In [15]:
import pandas as pd
from sklearn.preprocessing import StandardScaler, LabelEncoder
from keras.utils import np_utils
from sklearn.model_selection import train_test_split
import numpy as np

path = "../../../dane/8CPU_20RAM/3600s/4_merged.csv"

In [16]:
# Załaduj dane
df = pd.read_csv(path)

In [17]:
for col in ['replicaId', 'endpointUrl_methods']:
    le = LabelEncoder()
    df[col] = le.fit_transform(df[col])

In [18]:
# Dodajemy skalowanie dla wybranych kolumn
features_to_scale = ['queueSizeForward_methods', 'queueSizeBack_methods',
                     'cpuUsage_stock', 'memoryUsage_stock',
                     'applicationTime_trading', 'databaseTime_trading',
                     'numberOfSellOffers_trading', 'numberOfBuyOffers_trading']
scaler = StandardScaler()
for col in features_to_scale:
    df[col] = scaler.fit_transform(df[col].values.reshape(-1, 1))

In [19]:
# Wybór cech
features = [
            # 'timestamp',
            # 'apiTime_methods',
            # 'applicationTime_methods',
            # 'databaseTime_methods',
            'endpointUrl_methods',
            'queueSizeForward_methods',
            'queueSizeBack_methods',
            'cpuUsage_stock',
            'memoryUsage_stock',
            'applicationTime_trading',
            'databaseTime_trading',
            'numberOfSellOffers_trading',
            'numberOfBuyOffers_trading',
            # 'cpuUsage_traffic',
            # 'memoryUsage_traffic',
            # 'replicaId'
            ]
df_features = df[features]

# Kodowanie pudełek
le = LabelEncoder()
df['test'] = le.fit_transform(df['test'])

# Kopiowanie danych
df_encoded = df_features.copy()
df_encoded['test'] = df['test']

In [20]:
# Stwórz puste listy do przechowywania danych treningowych i testowych
X_train = []
X_test = []
y_train = []
y_test = []

In [21]:
def create_windows(X, y, window_size, step_size):
    X_windows = []
    y_windows = []

    # Przesuń okno po danych
    for i in range(0, len(X) - window_size, step_size):
        # Utwórz okno danych
        X_window = X.iloc[i:i + window_size]
        # Utwórz etykietę dla okna (etykieta ostatniej obserwacji w oknie)
        y_window = y.iloc[i + window_size]

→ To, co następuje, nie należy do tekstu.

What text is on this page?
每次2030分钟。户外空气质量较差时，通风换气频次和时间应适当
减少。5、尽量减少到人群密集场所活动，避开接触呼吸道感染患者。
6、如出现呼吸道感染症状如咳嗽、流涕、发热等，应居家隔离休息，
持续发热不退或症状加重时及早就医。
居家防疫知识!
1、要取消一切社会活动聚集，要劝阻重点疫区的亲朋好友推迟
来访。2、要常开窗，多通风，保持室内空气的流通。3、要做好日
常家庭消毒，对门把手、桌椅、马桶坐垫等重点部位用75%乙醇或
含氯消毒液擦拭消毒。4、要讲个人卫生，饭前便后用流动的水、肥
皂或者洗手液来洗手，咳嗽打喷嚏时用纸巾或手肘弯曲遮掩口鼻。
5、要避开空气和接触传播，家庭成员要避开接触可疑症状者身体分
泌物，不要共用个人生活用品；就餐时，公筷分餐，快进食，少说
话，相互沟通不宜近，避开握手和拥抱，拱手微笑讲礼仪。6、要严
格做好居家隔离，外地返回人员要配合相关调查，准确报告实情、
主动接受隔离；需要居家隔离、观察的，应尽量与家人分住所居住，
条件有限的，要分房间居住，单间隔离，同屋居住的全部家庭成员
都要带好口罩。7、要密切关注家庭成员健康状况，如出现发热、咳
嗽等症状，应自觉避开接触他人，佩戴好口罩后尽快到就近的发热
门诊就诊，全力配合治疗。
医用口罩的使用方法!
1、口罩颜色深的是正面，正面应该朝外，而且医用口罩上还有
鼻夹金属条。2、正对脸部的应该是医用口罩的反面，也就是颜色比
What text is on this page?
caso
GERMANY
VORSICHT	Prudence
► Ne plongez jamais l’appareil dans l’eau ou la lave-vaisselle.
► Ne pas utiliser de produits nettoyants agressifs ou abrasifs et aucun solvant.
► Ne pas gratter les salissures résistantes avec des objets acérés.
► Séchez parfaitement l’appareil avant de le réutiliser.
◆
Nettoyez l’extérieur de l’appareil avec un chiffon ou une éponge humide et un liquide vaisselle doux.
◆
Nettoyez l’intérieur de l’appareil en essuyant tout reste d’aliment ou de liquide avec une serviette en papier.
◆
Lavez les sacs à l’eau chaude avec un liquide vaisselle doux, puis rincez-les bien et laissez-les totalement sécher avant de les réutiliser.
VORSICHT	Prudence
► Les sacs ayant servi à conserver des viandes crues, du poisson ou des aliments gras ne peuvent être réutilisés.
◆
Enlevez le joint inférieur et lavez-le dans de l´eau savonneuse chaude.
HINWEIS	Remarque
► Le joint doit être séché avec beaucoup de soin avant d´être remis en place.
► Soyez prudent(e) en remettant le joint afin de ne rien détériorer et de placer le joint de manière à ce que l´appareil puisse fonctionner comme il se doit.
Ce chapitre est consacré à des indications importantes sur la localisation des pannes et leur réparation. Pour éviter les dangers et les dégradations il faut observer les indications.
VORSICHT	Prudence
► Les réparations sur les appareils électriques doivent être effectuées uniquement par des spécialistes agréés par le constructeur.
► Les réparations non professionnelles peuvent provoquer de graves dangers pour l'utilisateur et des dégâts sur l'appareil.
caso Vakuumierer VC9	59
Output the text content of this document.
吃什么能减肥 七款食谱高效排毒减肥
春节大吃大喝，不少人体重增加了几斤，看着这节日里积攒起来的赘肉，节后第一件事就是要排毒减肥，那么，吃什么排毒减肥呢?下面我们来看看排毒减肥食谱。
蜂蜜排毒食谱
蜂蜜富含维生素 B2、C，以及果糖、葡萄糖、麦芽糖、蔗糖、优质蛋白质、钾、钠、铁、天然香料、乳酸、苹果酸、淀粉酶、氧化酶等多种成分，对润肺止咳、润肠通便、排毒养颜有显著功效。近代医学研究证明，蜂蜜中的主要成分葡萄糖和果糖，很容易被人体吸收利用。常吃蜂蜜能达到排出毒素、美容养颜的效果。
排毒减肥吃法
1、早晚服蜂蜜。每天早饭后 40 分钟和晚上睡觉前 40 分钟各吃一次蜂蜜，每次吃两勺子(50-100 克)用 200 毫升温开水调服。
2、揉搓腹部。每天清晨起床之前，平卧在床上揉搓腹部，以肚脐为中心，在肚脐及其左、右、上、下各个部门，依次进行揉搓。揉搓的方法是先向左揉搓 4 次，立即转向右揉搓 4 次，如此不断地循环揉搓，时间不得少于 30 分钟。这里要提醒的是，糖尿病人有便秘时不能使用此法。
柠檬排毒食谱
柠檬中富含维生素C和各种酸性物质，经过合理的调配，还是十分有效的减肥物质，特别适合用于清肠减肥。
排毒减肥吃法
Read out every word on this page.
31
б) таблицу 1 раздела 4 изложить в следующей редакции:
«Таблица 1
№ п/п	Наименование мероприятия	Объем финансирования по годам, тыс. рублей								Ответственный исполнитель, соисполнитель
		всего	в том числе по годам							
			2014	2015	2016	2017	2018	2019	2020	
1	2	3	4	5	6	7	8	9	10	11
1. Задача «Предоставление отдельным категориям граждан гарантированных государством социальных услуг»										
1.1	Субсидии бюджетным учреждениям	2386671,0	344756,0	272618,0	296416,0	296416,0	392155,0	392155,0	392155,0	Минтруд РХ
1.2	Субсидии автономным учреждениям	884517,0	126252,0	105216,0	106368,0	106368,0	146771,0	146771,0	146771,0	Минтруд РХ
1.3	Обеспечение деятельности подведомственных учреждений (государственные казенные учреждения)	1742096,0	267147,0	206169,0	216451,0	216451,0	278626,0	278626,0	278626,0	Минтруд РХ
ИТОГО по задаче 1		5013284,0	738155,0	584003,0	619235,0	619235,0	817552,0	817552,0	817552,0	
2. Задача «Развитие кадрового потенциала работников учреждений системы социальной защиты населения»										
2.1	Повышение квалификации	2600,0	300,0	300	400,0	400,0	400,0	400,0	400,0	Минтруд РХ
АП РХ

        X_windows.append(X_window.values)
        y_windows.append(y_window)

    return np.array(X_windows), np.array(y_windows)

In [22]:
window_size = 700
step_size = 100
# Dla każdego unikalnego pudełka
for box in df_encoded['test'].unique():
    # Wybierz tylko rekordy dla tego pudełka
    box_data = df_encoded[df_encoded['test'] == box]
    
    # Oblicz punkt podziału (80% danych)
    split_point = int(len(box_data) * 0.8)
    
    # Dodaj pierwsze 80% rekordów do danych treningowych
    X_train_box = box_data.drop('test', axis=1).iloc[:split_point]
    y_train_box = box_data['test'].iloc[:split_point]
    
    # Dodaj ostatnie 20% rekordów do danych testowych
    X_test_box = box_data.drop('test', axis=1).iloc[split_point:]
    y_test_box = box_data['test'].iloc[split_point:]
    
    # Stwórz okienka dla danych treningowych
    X_train_windows, y_train_windows = create_windows(X_train_box, y_train_box, window_size, step_size)
    
    # Stwórz okienka dla danych testowych
    X_test_windows, y_test_windows = create_windows(X_test_box, y_test_box, window_size, step_size)
    
    # Dodaj okienka do list
    X_train.append(X_train_windows)
    y_train.append(y_train_windows)
    X_test.append(X_test_windows)
    y_test.append(y_test_windows)

In [23]:
from tensorflow.keras.models import Sequential
from tensorflow.keras.layers import GRU, Dense
from keras.utils import to_categorical

In [24]:
# Połączenie danych treningowych dla wszystkich pudełek
X_train_combined = np.concatenate(X_train, axis=0)
y_train_combined = np.concatenate(y_train, axis=0)

In [25]:
# Zakodowanie etykiet w formacie one-hot encoding
y_train_combined_encoded = to_categorical(y_train_combined, num_classes=len(df['test'].unique()))

In [26]:
# Trenowanie modelu na połączonym zestawie danych
model = Sequential()    
model.add(GRU(100, return_sequences=False, input_shape=(window_size, X_train_combined.shape[2])))
model.add(Dense(len(df['test'].unique()), activation='softmax'))
model.compile(loss='categorical_crossentropy', optimizer='adam', metrics=['accuracy'])
model.fit(X_train_combined, y_train_combined_encoded, epochs=5, batch_size=32)

Epoch 1/5
Epoch 2/5
Epoch 3/5
Epoch 4/5
Epoch 5/5


<keras.callbacks.History at 0x26309fb8c10>

In [27]:
for i in range(len(X_test)):
    y_test_encoded = to_categorical(y_test[i], num_classes=len(df['test'].unique()))
    loss, accuracy = model.evaluate(X_test[i], y_test_encoded)
    print(f"Test {i+1}: Loss = {loss}, Accuracy = {accuracy}")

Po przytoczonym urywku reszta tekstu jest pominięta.